Maybe I’m just experiencing postpartum blues after the alternative press fair, but I’m finding it increasingly difficult to get my head into writing. Confessing this to my hubby this evening, I came up with a theory: it’s the silence.
The copywriting I do gets sucked into an endless pit of need — which is great from the standpoint of never running out of work, but as a creative person I’m finding this challenging. I have no idea if anyone ever even reads these pieces I’ve worked so hard on or if they make a blind bit of difference — not to the people who need them in order to tick off a to-do box and fill up column/e-mail/website inches. They’re great, wonderful people, and I’m happy to be of service to them, but that’s not really who this material is for. I mean the people who are supposed to be the audience for this stuff; I have no connection to them at all.
The novel — well, that’s a huge job, barely begun, and just looking at it makes my brain faint.
Craig gave a presentation at work this week on information overload, and in trying to transmit everything I’ve read and thought about the topic, I’ve been reminded of a few important principles, including the one that says trying to take on too much at once makes our amygdala kick in — the “fight or flight” part of our brain — and then all that helpful neocortical ability to think just stops. That’s definitely the case here, so after everything being geared toward getting ready for the book fair, I’m wading back into the novel and trying to ask just teeny questions about it, to go slow. So far so good, ’cause I’m feeling interested in it… except for this background grumble about how long the quiet is going to go on before I have something to show others. And the worry that it’s set in a period and place whose details I’m not familiar with (not having been born there until the next year).
The work has to sustain the work, I realise this. But audience is an undeniable aspect of art. Right now I feel like I’d have more of an audience if I pursued the things people seem to want me to do — make books and teach them how to make books — or that I should just make boxes and cook and doodle and putter around.
Except for needing money. And the fact that those other things aren’t what I want to do. (Much as I like doing them.)
I’m tired.
I’m tired of pulling work out of myself without the energy getting replaced.

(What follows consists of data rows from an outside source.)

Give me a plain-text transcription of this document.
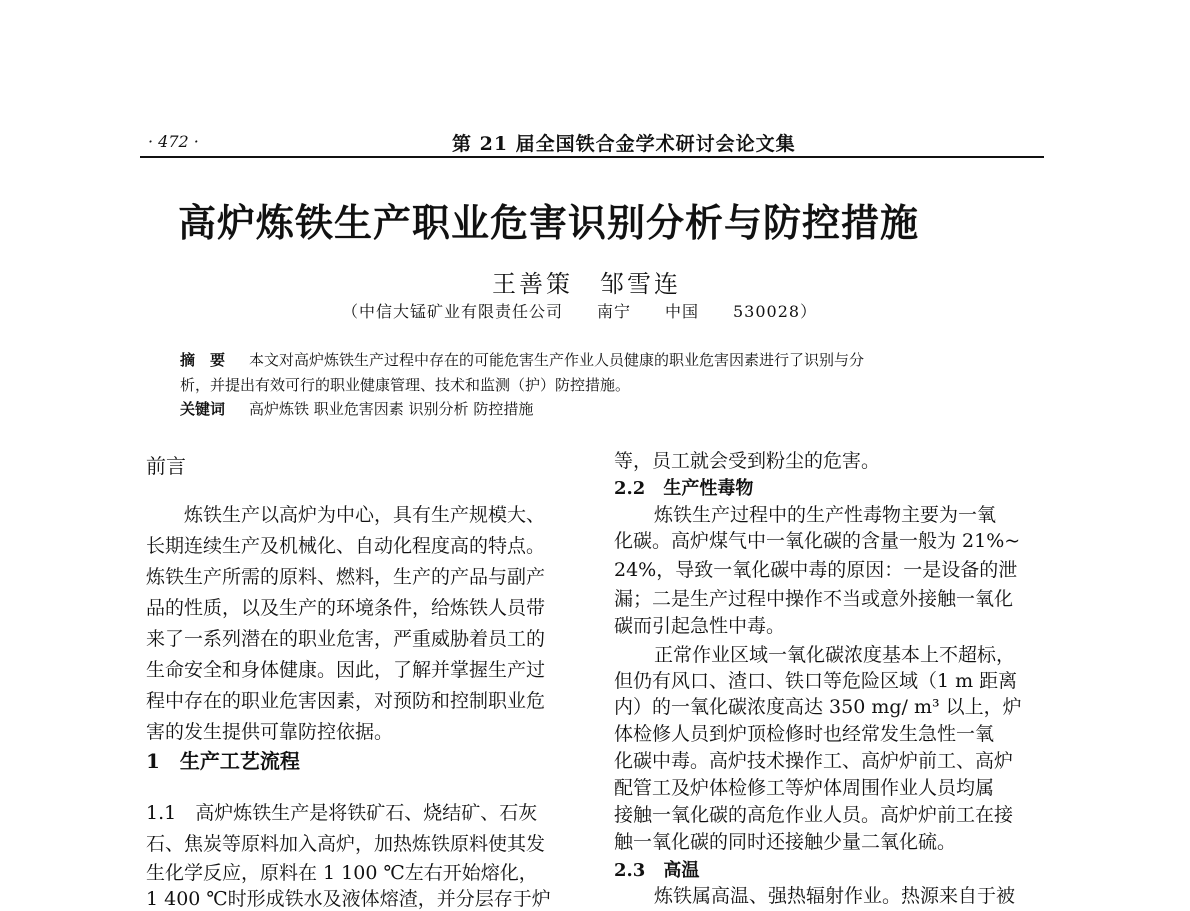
· 472 ·	第 21 届全国铁合金学术研讨会论文集
高炉炼铁生产职业危害识别分析与防控措施
王善策　邹雪连
（中信大锰矿业有限责任公司　　南宁　　中国　　530028）
摘　要 本文对高炉炼铁生产过程中存在的可能危害生产作业人员健康的职业危害因素进行了识别与分
析，并提出有效可行的职业健康管理、技术和监测（护）防控措施。
关键词 高炉炼铁 职业危害因素 识别分析 防控措施
前言
炼铁生产以高炉为中心，具有生产规模大、
长期连续生产及机械化、自动化程度高的特点。
炼铁生产所需的原料、燃料，生产的产品与副产
品的性质，以及生产的环境条件，给炼铁人员带
来了一系列潜在的职业危害，严重威胁着员工的
生命安全和身体健康。因此，了解并掌握生产过
程中存在的职业危害因素，对预防和控制职业危
害的发生提供可靠防控依据。
1　生产工艺流程
1.1　高炉炼铁生产是将铁矿石、烧结矿、石灰
石、焦炭等原料加入高炉，加热炼铁原料使其发
生化学反应，原料在 1 100 ℃左右开始熔化，
1 400 ℃时形成铁水及液体熔渣，并分层存于炉
等，员工就会受到粉尘的危害。
2.2　生产性毒物
炼铁生产过程中的生产性毒物主要为一氧
化碳。高炉煤气中一氧化碳的含量一般为 21%~
24%，导致一氧化碳中毒的原因：一是设备的泄
漏；二是生产过程中操作不当或意外接触一氧化
碳而引起急性中毒。
正常作业区域一氧化碳浓度基本上不超标，
但仍有风口、渣口、铁口等危险区域（1 m 距离
内）的一氧化碳浓度高达 350 mg/ m³ 以上，炉
体检修人员到炉顶检修时也经常发生急性一氧
化碳中毒。高炉技术操作工、高炉炉前工、高炉
配管工及炉体检修工等炉体周围作业人员均属
接触一氧化碳的高危作业人员。高炉炉前工在接
触一氧化碳的同时还接触少量二氧化硫。
2.3　高温
炼铁属高温、强热辐射作业。热源来自于被
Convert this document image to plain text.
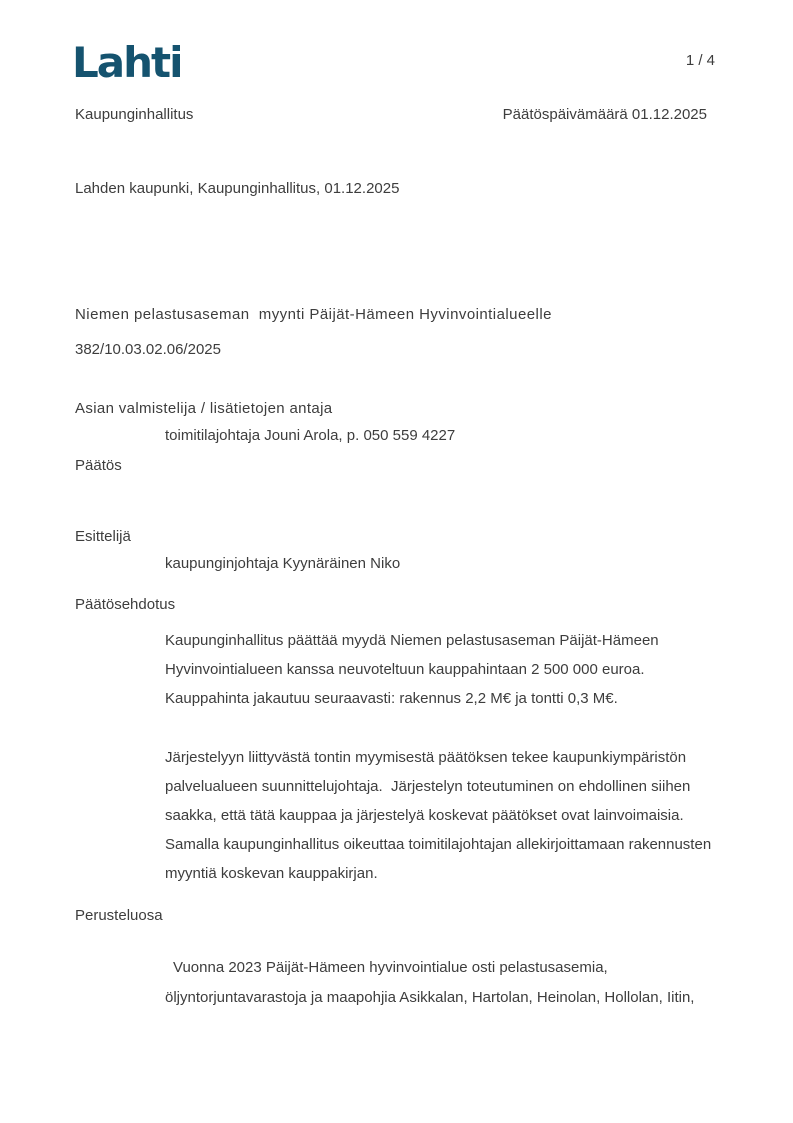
Lahti	1 / 4
Kaupunginhallitus	Päätöspäivämäärä 01.12.2025
Lahden kaupunki, Kaupunginhallitus, 01.12.2025
Niemen pelastusaseman  myynti Päijät-Hämeen Hyvinvointialueelle
382/10.03.02.06/2025
Asian valmistelija / lisätietojen antaja
toimitilajohtaja Jouni Arola, p. 050 559 4227
Päätös
Esittelijä
kaupunginjohtaja Kyynäräinen Niko
Päätösehdotus
Kaupunginhallitus päättää myydä Niemen pelastusaseman Päijät-Hämeen
Hyvinvointialueen kanssa neuvoteltuun kauppahintaan 2 500 000 euroa.
Kauppahinta jakautuu seuraavasti: rakennus 2,2 M€ ja tontti 0,3 M€.
Järjestelyyn liittyvästä tontin myymisestä päätöksen tekee kaupunkiympäristön
palvelualueen suunnittelujohtaja.  Järjestelyn toteutuminen on ehdollinen siihen
saakka, että tätä kauppaa ja järjestelyä koskevat päätökset ovat lainvoimaisia.
Samalla kaupunginhallitus oikeuttaa toimitilajohtajan allekirjoittamaan rakennusten
myyntiä koskevan kauppakirjan.
Perusteluosa
Vuonna 2023 Päijät-Hämeen hyvinvointialue osti pelastusasemia,
öljyntorjuntavarastoja ja maapohjia Asikkalan, Hartolan, Heinolan, Hollolan, Iitin,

There’s something about attention in this, too. I’m finding it difficult to concentrate. It’s like I’m arriving back home in my mind and there’s no one in the house. Part of that is undoubtedly the Internet. It’s immensely helpful, yet I bitch all the time about the deleterious effect it has on my thinking and my interiority.
I used to write down everything that happened to me, taking pains to describe it all. Now I don’t seem to be bothered with any of that depth. It barely occurs to me to mention the dried salt-spray on my windows and the trees dancing outside against a half-stormy, half-sunsetty sky.
This is something I’ve been noticing lately, and I don’t know if it’s new or not: My brain has a tendency to skip to the bottom line. I read up on a subject, watch a movie, listen to a talk, then I can’t tell you anything about it except the upshot of what I thought about it. Heaven defend me if I get into a debate with someone who actually remembers facts. This kind of thinking is nimble is some ways, but in another sense it just makes me, frankly, stupid. And it’s very bad for writing, where the whole exercise is about looking intently, noticing, thinking incisively.
Rather than tie this up neatly with some pat decision about what I’m going to do, I’ll just leave all this hanging. This is where I’m at. I’m willing for it to change — oh so willing — but what would that change be? It’s a mystery to me.